This answer describes how to find the second greatest element; the search for the second smallest can be done in a similar way. For simplicity, we also assume that all numbers are distinct.
To find the greatest element, let's build a championship tree: connect the elements, decide which is greater (the one who is the winner), then combine the winners, decide which is greater, and so on, until you find the “champion” who is the biggest an element. It takes n steps. Now the second greatest element must be compared with the champion. (because only the champion could defeat him). log n elements were compared with the champion, so choose the largest of them; it takes log n steps.

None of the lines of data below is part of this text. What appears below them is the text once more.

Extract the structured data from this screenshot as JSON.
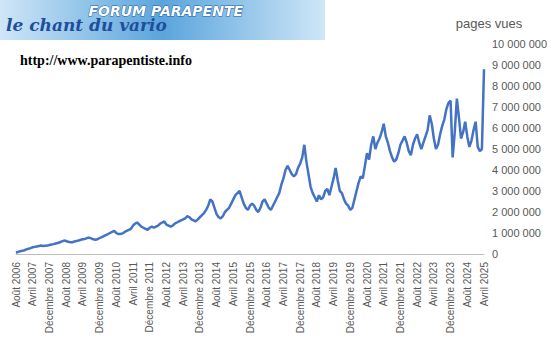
{
  "chart_data": {
    "type": "line",
    "y_label": "pages vues",
    "annotations": [
      "FORUM PARAPENTE",
      "le chant du vario",
      "http://www.parapentiste.info"
    ],
    "color": "#4472c4",
    "grid": false,
    "ylim": [
      0,
      10000000
    ],
    "yticks": [
      0,
      {
        "value": 1000000,
        "label": "1 000 000"
      },
      {
        "value": 2000000,
        "label": "2 000 000"
      },
      {
        "value": 3000000,
        "label": "3 000 000"
      },
      {
        "value": 4000000,
        "label": "4 000 000"
      },
      {
        "value": 5000000,
        "label": "5 000 000"
      },
      {
        "value": 6000000,
        "label": "6 000 000"
      },
      {
        "value": 7000000,
        "label": "7 000 000"
      },
      {
        "value": 8000000,
        "label": "8 000 000"
      },
      {
        "value": 9000000,
        "label": "9 000 000"
      },
      {
        "value": 10000000,
        "label": "10 000 000"
      }
    ],
    "categories": [
      "Août 2006",
      null,
      null,
      null,
      null,
      null,
      null,
      null,
      "Avril 2007",
      null,
      null,
      null,
      null,
      null,
      null,
      null,
      "Décembre 2007",
      null,
      null,
      null,
      null,
      null,
      null,
      null,
      "Août 2008",
      null,
      null,
      null,
      null,
      null,
      null,
      null,
      "Avril 2009",
      null,
      null,
      null,
      null,
      null,
      null,
      null,
      "Décembre 2009",
      null,
      null,
      null,
      null,
      null,
      null,
      null,
      "Août 2010",
      null,
      null,
      null,
      null,
      null,
      null,
      null,
      "Avril 2011",
      null,
      null,
      null,
      null,
      null,
      null,
      null,
      "Décembre 2011",
      null,
      null,
      null,
      null,
      null,
      null,
      null,
      "Août 2012",
      null,
      null,
      null,
      null,
      null,
      null,
      null,
      "Avril 2013",
      null,
      null,
      null,
      null,
      null,
      null,
      null,
      "Décembre 2013",
      null,
      null,
      null,
      null,
      null,
      null,
      null,
      "Août 2014",
      null,
      null,
      null,
      null,
      null,
      null,
      null,
      "Avril 2015",
      null,
      null,
      null,
      null,
      null,
      null,
      null,
      "Décembre 2015",
      null,
      null,
      null,
      null,
      null,
      null,
      null,
      "Août 2016",
      null,
      null,
      null,
      null,
      null,
      null,
      null,
      "Avril 2017",
      null,
      null,
      null,
      null,
      null,
      null,
      null,
      "Décembre 2017",
      null,
      null,
      null,
      null,
      null,
      null,
      null,
      "Août 2018",
      null,
      null,
      null,
      null,
      null,
      null,
      null,
      "Avril 2019",
      null,
      null,
      null,
      null,
      null,
      null,
      null,
      "Décembre 2019",
      null,
      null,
      null,
      null,
      null,
      null,
      null,
      "Août 2020",
      null,
      null,
      null,
      null,
      null,
      null,
      null,
      "Avril 2021",
      null,
      null,
      null,
      null,
      null,
      null,
      null,
      "Décembre 2021",
      null,
      null,
      null,
      null,
      null,
      null,
      null,
      "Août 2022",
      null,
      null,
      null,
      null,
      null,
      null,
      null,
      "Avril 2023",
      null,
      null,
      null,
      null,
      null,
      null,
      null,
      "Décembre 2023",
      null,
      null,
      null,
      null,
      null,
      null,
      null,
      "Août 2024",
      null,
      null,
      null,
      null,
      null,
      null,
      null,
      "Avril 2025"
    ],
    "values": [
      60000,
      100000,
      130000,
      150000,
      180000,
      220000,
      250000,
      280000,
      320000,
      340000,
      360000,
      380000,
      400000,
      380000,
      390000,
      400000,
      430000,
      450000,
      470000,
      500000,
      520000,
      560000,
      600000,
      640000,
      620000,
      580000,
      560000,
      560000,
      600000,
      620000,
      640000,
      680000,
      700000,
      720000,
      760000,
      780000,
      740000,
      700000,
      680000,
      700000,
      760000,
      800000,
      850000,
      900000,
      950000,
      1000000,
      1050000,
      1100000,
      1000000,
      950000,
      950000,
      980000,
      1050000,
      1100000,
      1150000,
      1200000,
      1350000,
      1450000,
      1500000,
      1400000,
      1300000,
      1250000,
      1200000,
      1150000,
      1250000,
      1300000,
      1250000,
      1300000,
      1350000,
      1450000,
      1500000,
      1550000,
      1400000,
      1350000,
      1300000,
      1350000,
      1450000,
      1500000,
      1550000,
      1600000,
      1650000,
      1700000,
      1800000,
      1750000,
      1650000,
      1600000,
      1550000,
      1650000,
      1750000,
      1850000,
      1950000,
      2100000,
      2300000,
      2600000,
      2500000,
      2200000,
      1900000,
      1750000,
      1700000,
      1800000,
      2000000,
      2100000,
      2200000,
      2400000,
      2600000,
      2800000,
      2900000,
      3000000,
      2700000,
      2400000,
      2200000,
      2100000,
      2300000,
      2400000,
      2300000,
      2100000,
      2000000,
      2200000,
      2500000,
      2600000,
      2400000,
      2200000,
      2100000,
      2300000,
      2500000,
      2700000,
      2900000,
      3300000,
      3600000,
      4000000,
      4200000,
      4000000,
      3800000,
      3700000,
      3800000,
      4100000,
      4300000,
      4600000,
      5200000,
      4400000,
      3800000,
      3200000,
      2900000,
      2700000,
      2500000,
      2800000,
      2600000,
      2700000,
      3000000,
      3100000,
      2800000,
      3200000,
      3600000,
      4100000,
      3500000,
      3000000,
      2900000,
      2600000,
      2400000,
      2300000,
      2100000,
      2200000,
      2600000,
      3000000,
      3400000,
      3700000,
      3600000,
      4200000,
      4800000,
      4500000,
      5200000,
      5600000,
      5000000,
      5300000,
      5500000,
      5800000,
      6200000,
      5600000,
      5300000,
      4900000,
      4600000,
      4400000,
      4500000,
      4800000,
      5200000,
      5400000,
      5600000,
      5300000,
      4900000,
      4700000,
      5200000,
      5500000,
      5700000,
      5300000,
      5000000,
      5300000,
      5600000,
      5900000,
      6600000,
      6200000,
      5500000,
      5000000,
      5200000,
      5700000,
      6100000,
      6400000,
      6900000,
      7200000,
      7300000,
      4600000,
      5800000,
      7400000,
      6500000,
      5500000,
      5800000,
      6300000,
      5600000,
      5100000,
      5400000,
      5900000,
      6300000,
      5100000,
      4900000,
      5000000,
      8800000
    ]
  }
}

As an example, let's see how this works for a set of numbers [6,4,3,5,2,1]. In the first round of the pair (6.4), (3.5), (2.1). Winners are big elements in each pair, i.e. 6.5.2. In the second round of the pair (6.5), 2. (2 does not have a pair here, so it automatically rises to the next round). The winners of the second round are 6 and 2, in the third round there is a single pair (6.2), 6 is the winner. Now, combining the elements and choosing the winner, we created a tree with a root, binary: 
This tree has the property that for node x and its children y,z we have x>=y, x>=z , so we know that the largest element belongs to the vertex (in the root). We also know that the second greatest element of w did not hit the vertex, so it has a parent element in the tree. But its parent element is greater than or equal to w , therefore, at some level of the tree, one of the children of the largest element w . (In other words, the second greatest element can be “defeated” by the largest element). So, all we need to do is return to the path that the greatest element has taken, and collect all the direct children, we know that among them there is the second largest. In our case, these are elements 2,5,4. (In general, of these, about log n , where log denotes the logarithm of the base two, because the tree has a value of log n high.). Of these elements, we select the largest with any method that takes log n steps, and we find the second largest.
All this may remind us of the championship, where the numbers indicate how “good” each team is, therefore, the term “championship tree”.